COMMENTARY Give credit where it's due — our military By Victor Davis Hanson |
Ten million people freely voted last week in the Arab world's first democracy, apparently approving a constitution for Iraq. The jihadists cannot be entirely defeated without such a political solution. Yet Iraq's democratic voters would never even have had an opportunity without American soldiers, whose sacrifices offered a chance of reform.
The U.S. military ousted Saddam Hussein from power in three weeks — in an effort designed to liberate Iraqis rather than aimed punitively against an entire nation. Some observers, however, on the eve of the war predicted a protracted effort to remove Saddam. Later, during the war itself, they warned further that we were supposedly bogged down in a sandstorm on the way to Baghdad.
In the ensuing 30 months, despite hundreds of horrific deaths and thousands of wounded, the military has never lost a single engagement with the terrorists. It has trained hundreds of thousands of Iraqi police and military units, and, now, with last week's election, seen its hard work pay off in the ratification of the constitution. More parliamentary elections are slated for December.
Yet for almost two and a half years of constant combat, the U.S. military's mission has been misrepresented or caricatured. Some said soldiers were fighting to secure oil, although since the invasion oil prices have skyrocketed and the Iraqis' petroleum reserves have come under their own transparent control.
Others alleged the real reason for military operations was Halliburton's profit or Israel's security. But what our soldiers accomplished better revealed their reasons for being there: no more no-fly zones; no more Kurdish or Shiite state massacres; no more attacks on Kuwait, Iran, Israel or Saudi Arabia; no more assassination attempts against former presidents — and now a democracy in place of a terror state.

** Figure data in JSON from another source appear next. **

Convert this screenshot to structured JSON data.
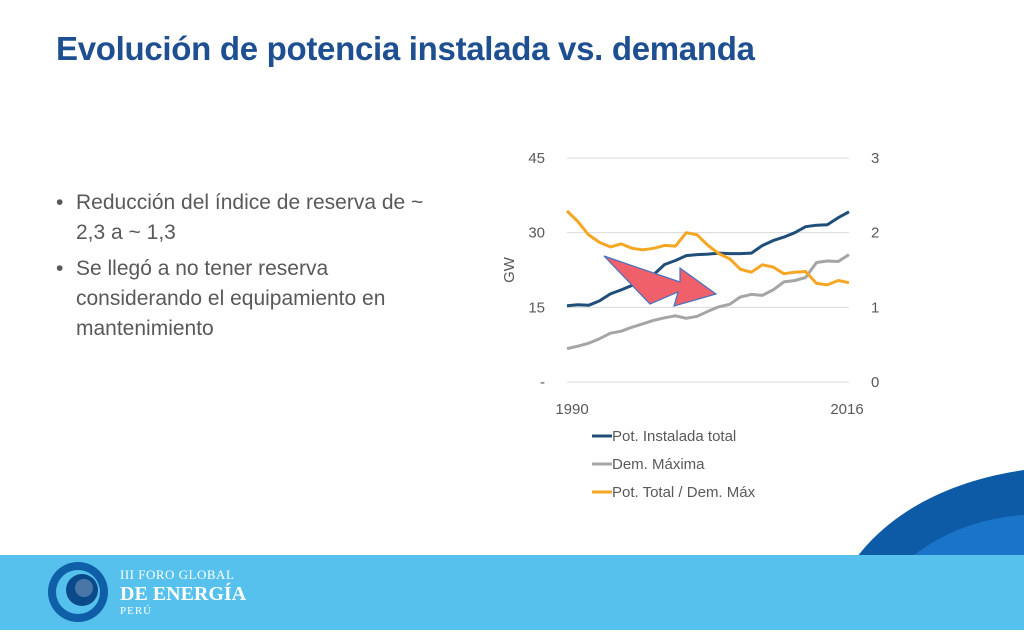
{
  "slide": {
    "title": "Evolución de potencia instalada vs. demanda",
    "bullets": [
      "Reducción del índice de reserva de ~ 2,3 a ~ 1,3",
      "Se llegó a no tener reserva considerando el equipamiento en mantenimiento"
    ]
  },
  "footer": {
    "logo_line1": "III FORO GLOBAL",
    "logo_line2": "DE ENERGÍA",
    "logo_line3": "PERÚ"
  },
  "colors": {
    "title": "#1d4f91",
    "band": "#55c1ec",
    "series_installed": "#1f4e79",
    "series_demand": "#a5a5a5",
    "series_ratio": "#f5a623",
    "arrow": "#f0606b"
  },
  "chart_data": {
    "type": "line",
    "x_tick_labels": [
      "1990",
      "2016"
    ],
    "ylabel": "GW",
    "ylim": [
      0,
      45
    ],
    "y2lim": [
      0,
      3
    ],
    "y_tick_labels": [
      "45",
      "30",
      "15",
      "-"
    ],
    "y2_tick_labels": [
      "3",
      "2",
      "1",
      "0"
    ],
    "grid": true,
    "legend_position": "bottom",
    "x": [
      1990,
      1991,
      1992,
      1993,
      1994,
      1995,
      1996,
      1997,
      1998,
      1999,
      2000,
      2001,
      2002,
      2003,
      2004,
      2005,
      2006,
      2007,
      2008,
      2009,
      2010,
      2011,
      2012,
      2013,
      2014,
      2015,
      2016
    ],
    "series": [
      {
        "name": "Pot. Instalada total",
        "axis": "left",
        "color": "#1f4e79",
        "values": [
          15.3,
          15.5,
          15.4,
          16.3,
          17.7,
          18.5,
          19.4,
          20.6,
          21.6,
          23.6,
          24.4,
          25.4,
          25.6,
          25.7,
          25.9,
          25.8,
          25.8,
          25.9,
          27.4,
          28.4,
          29.1,
          30.0,
          31.2,
          31.5,
          31.6,
          33.0,
          34.2
        ]
      },
      {
        "name": "Dem. Máxima",
        "axis": "left",
        "color": "#a5a5a5",
        "values": [
          6.7,
          7.2,
          7.8,
          8.7,
          9.8,
          10.2,
          11.0,
          11.7,
          12.4,
          12.9,
          13.3,
          12.8,
          13.2,
          14.2,
          15.1,
          15.6,
          17.1,
          17.6,
          17.4,
          18.5,
          20.1,
          20.4,
          21.0,
          24.0,
          24.3,
          24.2,
          25.6
        ]
      },
      {
        "name": "Pot. Total / Dem. Máx",
        "axis": "right",
        "color": "#f5a623",
        "values": [
          2.29,
          2.15,
          1.97,
          1.87,
          1.81,
          1.85,
          1.79,
          1.77,
          1.79,
          1.83,
          1.82,
          2.0,
          1.97,
          1.83,
          1.72,
          1.65,
          1.51,
          1.47,
          1.57,
          1.54,
          1.45,
          1.47,
          1.48,
          1.32,
          1.3,
          1.36,
          1.33
        ]
      }
    ],
    "annotation": "arrow"
  }
}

Throughout this entire war, we have asked our soldiers to do the near impossible: remove a dictatorship, put down jihadist assassins and create a democracy — while sometimes being shamefully derided by their own countrymen back home. Michael Moore praised the terrorists who were killing American soldiers and so-called jihadists as "Minutemen." Eason Jordan, while a CNN news executive, implied — without evidence — that our troops were deliberately targeting journalists. Sen. Dick Durban, D-Ill., indirectly compared our military guards in Guantanamo Bay to those in service to Hitler, Stalin and Pol Pot.
When Saddam's statue fell, nearly everyone praised the miraculous conduct of war — at one point, 74 percent of Americans expressed approval of the military's incredible victory. Now only half of us say the mission was worth the effort and cost.
In between those highs and lows, we have endured the teeth-gnashing over George Bush's flight suit, the blame game over the Iraqi archaeological museum looting, the controversy over the embalming of Qusai and Odai, the supposedly humiliating oral exam of a captured Saddam, the accusations of everyone from former security analyst Richard Clark to the errant ex-diplomat Joseph Wilson, false reports of flushed Qurans at Guantanamo, the abuse of Abu Ghraib compared by Sen. Kennedy, D-Mass., to Saddam's own mass murdering, and troops in Iraq (but not in Okinawa, Germany or Korea?) supposedly shorting the effort in New Orleans.
Politics guides much of the media's portrayal of our soldiers. There have been thousands of American heroes in Iraq, but instead the most discussed soldier in the public eye is still Army Pfc. Lynndie England, convicted of abusing inmates at Abu Ghraib. Likewise, there are almost 2,000 mothers of fallen Americans, yet the public recognizes the name only of Cindy Sheehan ("We are waging nuclear war in Iraq").
When the military created the conditions to allow a critical January inaugural election, pundits back home claimed it should be delayed and would fail. When it succeeded with higher turnouts than our own presidential elections, former Clinton administration diplomatic aide Nancy Soderberg scoffed, "Well, there's still Iran and North Korea, don't forget. There's still hope for the rest of us ... There's always hope that this might not work."
To read the opinion columns is to shudder as flip-flopping insiders post facto write, "I told you so," reaffirming, renouncing or hedging their support for the war based on the hourly pulse of the battlefield. Through all this, the U.S. military has fought a successful war first against Saddam Hussein, then ex-Baathists and now Islamic jihadists, battling beheaders, car bombers, improvised explosive devices, suicide bombers and assassins.
The obstacles to protecting the democracy are almost surreal: Too much force threatens to alienate wavering Iraqis whose support is critical for the new constitutional government; too little and civilians might well join the terrorists' side in expectation that it would win. We hear mostly of how much we've done wrong in Iraq, but last week we should have been better reminded of just how much we have done right — and only because of our mostly unheralded soldiers who gave freedom to 26 million without it in the hope that this might just work.